Post divorce parenting struggles.

Question

I have a son (14) and daughter (16) who I share custody (40%) with my ex wife (60%). We have been divorced 5 years. We live about a mile apart. Daughter has decided now that she’s 16, she doesn’t have to comply with the court ordered parenting arrangement at all anymore, and can see me at her convenience. I’ve offered to be flexible but I don’t agree to give up all my time. Mom does nothing to have daughter comply with the parenting arrangement. Son still comes over when he is supposed to, we have a good relationship. Daughter is holding a lot of anger towards me for insisting that she come over.
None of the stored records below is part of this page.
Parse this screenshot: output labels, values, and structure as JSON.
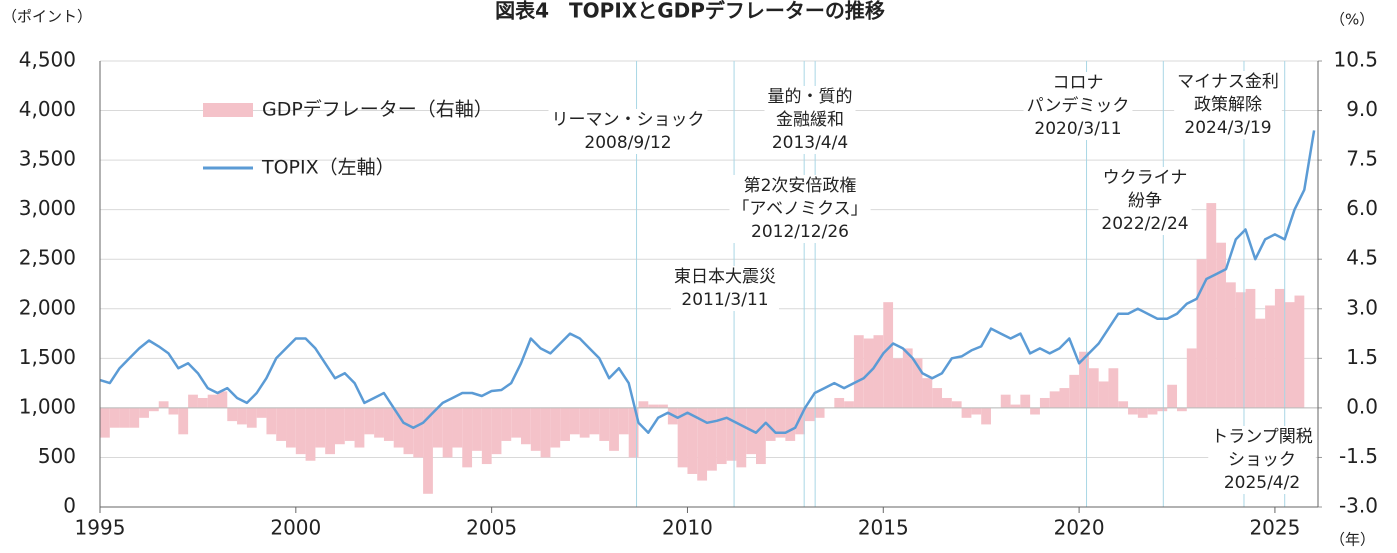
{
  "chart_data": {
    "type": "bar-line",
    "title": "図表4　TOPIXとGDPデフレーターの推移",
    "y_label": "（ポイント）",
    "y2_label": "（%）",
    "x_label": "（年）",
    "xlim": [
      1995,
      2026.1
    ],
    "xticks": [
      1995,
      2000,
      2005,
      2010,
      2015,
      2020,
      2025
    ],
    "ylim": [
      0,
      4500
    ],
    "yticks": [
      0,
      500,
      {
        "value": 1000,
        "label": "1,000"
      },
      {
        "value": 1500,
        "label": "1,500"
      },
      {
        "value": 2000,
        "label": "2,000"
      },
      {
        "value": 2500,
        "label": "2,500"
      },
      {
        "value": 3000,
        "label": "3,000"
      },
      {
        "value": 3500,
        "label": "3,500"
      },
      {
        "value": 4000,
        "label": "4,000"
      },
      {
        "value": 4500,
        "label": "4,500"
      }
    ],
    "y2lim": [
      -3,
      10.5
    ],
    "y2ticks": [
      {
        "value": -3,
        "label": "-3.0"
      },
      -1.5,
      {
        "value": 0,
        "label": "0.0"
      },
      1.5,
      {
        "value": 3,
        "label": "3.0"
      },
      4.5,
      {
        "value": 6,
        "label": "6.0"
      },
      7.5,
      {
        "value": 9,
        "label": "9.0"
      },
      10.5
    ],
    "grid": true,
    "series": [
      {
        "name": "GDPデフレーター（右軸）",
        "type": "bar",
        "axis": "y2",
        "color": "#f4c2c9",
        "x": [
          1995,
          1995.25,
          1995.5,
          1995.75,
          1996,
          1996.25,
          1996.5,
          1996.75,
          1997,
          1997.25,
          1997.5,
          1997.75,
          1998,
          1998.25,
          1998.5,
          1998.75,
          1999,
          1999.25,
          1999.5,
          1999.75,
          2000,
          2000.25,
          2000.5,
          2000.75,
          2001,
          2001.25,
          2001.5,
          2001.75,
          2002,
          2002.25,
          2002.5,
          2002.75,
          2003,
          2003.25,
          2003.5,
          2003.75,
          2004,
          2004.25,
          2004.5,
          2004.75,
          2005,
          2005.25,
          2005.5,
          2005.75,
          2006,
          2006.25,
          2006.5,
          2006.75,
          2007,
          2007.25,
          2007.5,
          2007.75,
          2008,
          2008.25,
          2008.5,
          2008.75,
          2009,
          2009.25,
          2009.5,
          2009.75,
          2010,
          2010.25,
          2010.5,
          2010.75,
          2011,
          2011.25,
          2011.5,
          2011.75,
          2012,
          2012.25,
          2012.5,
          2012.75,
          2013,
          2013.25,
          2013.5,
          2013.75,
          2014,
          2014.25,
          2014.5,
          2014.75,
          2015,
          2015.25,
          2015.5,
          2015.75,
          2016,
          2016.25,
          2016.5,
          2016.75,
          2017,
          2017.25,
          2017.5,
          2017.75,
          2018,
          2018.25,
          2018.5,
          2018.75,
          2019,
          2019.25,
          2019.5,
          2019.75,
          2020,
          2020.25,
          2020.5,
          2020.75,
          2021,
          2021.25,
          2021.5,
          2021.75,
          2022,
          2022.25,
          2022.5,
          2022.75,
          2023,
          2023.25,
          2023.5,
          2023.75,
          2024,
          2024.25,
          2024.5,
          2024.75,
          2025,
          2025.25,
          2025.5
        ],
        "values": [
          -0.9,
          -0.6,
          -0.6,
          -0.6,
          -0.3,
          -0.1,
          0.2,
          -0.2,
          -0.8,
          0.4,
          0.3,
          0.4,
          0.5,
          -0.4,
          -0.5,
          -0.6,
          -0.3,
          -0.8,
          -1.0,
          -1.2,
          -1.4,
          -1.6,
          -1.2,
          -1.4,
          -1.1,
          -1.0,
          -1.2,
          -0.8,
          -0.9,
          -1.0,
          -1.2,
          -1.4,
          -1.5,
          -2.6,
          -1.2,
          -1.5,
          -1.2,
          -1.8,
          -1.3,
          -1.7,
          -1.4,
          -1.0,
          -0.9,
          -1.1,
          -1.3,
          -1.5,
          -1.2,
          -1.0,
          -0.8,
          -0.9,
          -0.8,
          -1.0,
          -1.3,
          -0.8,
          -1.5,
          0.2,
          0.1,
          0.1,
          -0.5,
          -1.8,
          -2.0,
          -2.2,
          -1.9,
          -1.7,
          -1.6,
          -1.8,
          -1.4,
          -1.7,
          -1.0,
          -0.9,
          -1.0,
          -0.8,
          -0.4,
          -0.3,
          0.0,
          0.3,
          0.2,
          2.2,
          2.1,
          2.2,
          3.2,
          1.5,
          1.8,
          1.5,
          0.9,
          0.6,
          0.3,
          0.2,
          -0.3,
          -0.2,
          -0.5,
          0.0,
          0.4,
          0.1,
          0.4,
          -0.2,
          0.3,
          0.5,
          0.6,
          1.0,
          1.7,
          1.2,
          0.8,
          1.2,
          0.2,
          -0.2,
          -0.3,
          -0.2,
          -0.1,
          0.7,
          -0.1,
          1.8,
          4.5,
          6.2,
          5.0,
          3.8,
          3.5,
          3.6,
          2.7,
          3.1,
          3.6,
          3.2,
          3.4
        ]
      },
      {
        "name": "TOPIX（左軸）",
        "type": "line",
        "axis": "y",
        "color": "#5b9bd5",
        "x": [
          1995,
          1995.25,
          1995.5,
          1995.75,
          1996,
          1996.25,
          1996.5,
          1996.75,
          1997,
          1997.25,
          1997.5,
          1997.75,
          1998,
          1998.25,
          1998.5,
          1998.75,
          1999,
          1999.25,
          1999.5,
          1999.75,
          2000,
          2000.25,
          2000.5,
          2000.75,
          2001,
          2001.25,
          2001.5,
          2001.75,
          2002,
          2002.25,
          2002.5,
          2002.75,
          2003,
          2003.25,
          2003.5,
          2003.75,
          2004,
          2004.25,
          2004.5,
          2004.75,
          2005,
          2005.25,
          2005.5,
          2005.75,
          2006,
          2006.25,
          2006.5,
          2006.75,
          2007,
          2007.25,
          2007.5,
          2007.75,
          2008,
          2008.25,
          2008.5,
          2008.75,
          2009,
          2009.25,
          2009.5,
          2009.75,
          2010,
          2010.25,
          2010.5,
          2010.75,
          2011,
          2011.25,
          2011.5,
          2011.75,
          2012,
          2012.25,
          2012.5,
          2012.75,
          2013,
          2013.25,
          2013.5,
          2013.75,
          2014,
          2014.25,
          2014.5,
          2014.75,
          2015,
          2015.25,
          2015.5,
          2015.75,
          2016,
          2016.25,
          2016.5,
          2016.75,
          2017,
          2017.25,
          2017.5,
          2017.75,
          2018,
          2018.25,
          2018.5,
          2018.75,
          2019,
          2019.25,
          2019.5,
          2019.75,
          2020,
          2020.25,
          2020.5,
          2020.75,
          2021,
          2021.25,
          2021.5,
          2021.75,
          2022,
          2022.25,
          2022.5,
          2022.75,
          2023,
          2023.25,
          2023.5,
          2023.75,
          2024,
          2024.25,
          2024.5,
          2024.75,
          2025,
          2025.25,
          2025.5,
          2025.75,
          2026
        ],
        "values": [
          1280,
          1250,
          1400,
          1500,
          1600,
          1680,
          1620,
          1550,
          1400,
          1450,
          1350,
          1200,
          1150,
          1200,
          1100,
          1050,
          1150,
          1300,
          1500,
          1600,
          1700,
          1700,
          1600,
          1450,
          1300,
          1350,
          1250,
          1050,
          1100,
          1150,
          1000,
          850,
          800,
          850,
          950,
          1050,
          1100,
          1150,
          1150,
          1120,
          1170,
          1180,
          1250,
          1450,
          1700,
          1600,
          1550,
          1650,
          1750,
          1700,
          1600,
          1500,
          1300,
          1400,
          1250,
          850,
          750,
          900,
          950,
          900,
          950,
          900,
          850,
          870,
          900,
          850,
          800,
          750,
          850,
          750,
          750,
          800,
          1000,
          1150,
          1200,
          1250,
          1200,
          1250,
          1300,
          1400,
          1550,
          1650,
          1600,
          1500,
          1350,
          1300,
          1350,
          1500,
          1520,
          1580,
          1620,
          1800,
          1750,
          1700,
          1750,
          1550,
          1600,
          1550,
          1600,
          1700,
          1450,
          1550,
          1650,
          1800,
          1950,
          1950,
          2000,
          1950,
          1900,
          1900,
          1950,
          2050,
          2100,
          2300,
          2350,
          2400,
          2700,
          2800,
          2500,
          2700,
          2750,
          2700,
          3000,
          3200,
          3800
        ]
      }
    ],
    "annotations": [
      {
        "text": [
          "リーマン・ショック",
          "2008/9/12"
        ],
        "x": 2008.7
      },
      {
        "text": [
          "東日本大震災",
          "2011/3/11"
        ],
        "x": 2011.19
      },
      {
        "text": [
          "第2次安倍政権",
          "「アベノミクス」",
          "2012/12/26"
        ],
        "x": 2012.98
      },
      {
        "text": [
          "量的・質的",
          "金融緩和",
          "2013/4/4"
        ],
        "x": 2013.26
      },
      {
        "text": [
          "コロナ",
          "パンデミック",
          "2020/3/11"
        ],
        "x": 2020.19
      },
      {
        "text": [
          "ウクライナ",
          "紛争",
          "2022/2/24"
        ],
        "x": 2022.15
      },
      {
        "text": [
          "マイナス金利",
          "政策解除",
          "2024/3/19"
        ],
        "x": 2024.21
      },
      {
        "text": [
          "トランプ関税",
          "ショック",
          "2025/4/2"
        ],
        "x": 2025.25
      }
    ]
  }
}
She is frequently unkind and disrespectful to me, her brother, and her stepmother, and does not take correction well. At her mom’s place, she rules the roost. Over here, things are fine as long as we are having fun, but if she doesn’t get her way, she makes it miserable for the rest of us. I am not sure how to influence her to be over here even when she’s not getting her way. She has things like sleepaway summer camp coming up that I would be sending her to, but I’m reluctant to do that if she’s not doing her part in the family. I see camp as a privilege she can earn with good behavior and family participation, but some say taking away camp is punishment. Do I accept her refusal as just the way things are and make the best of it? Or do I try to influence her to continue coming as much as possible? What do I do about camp?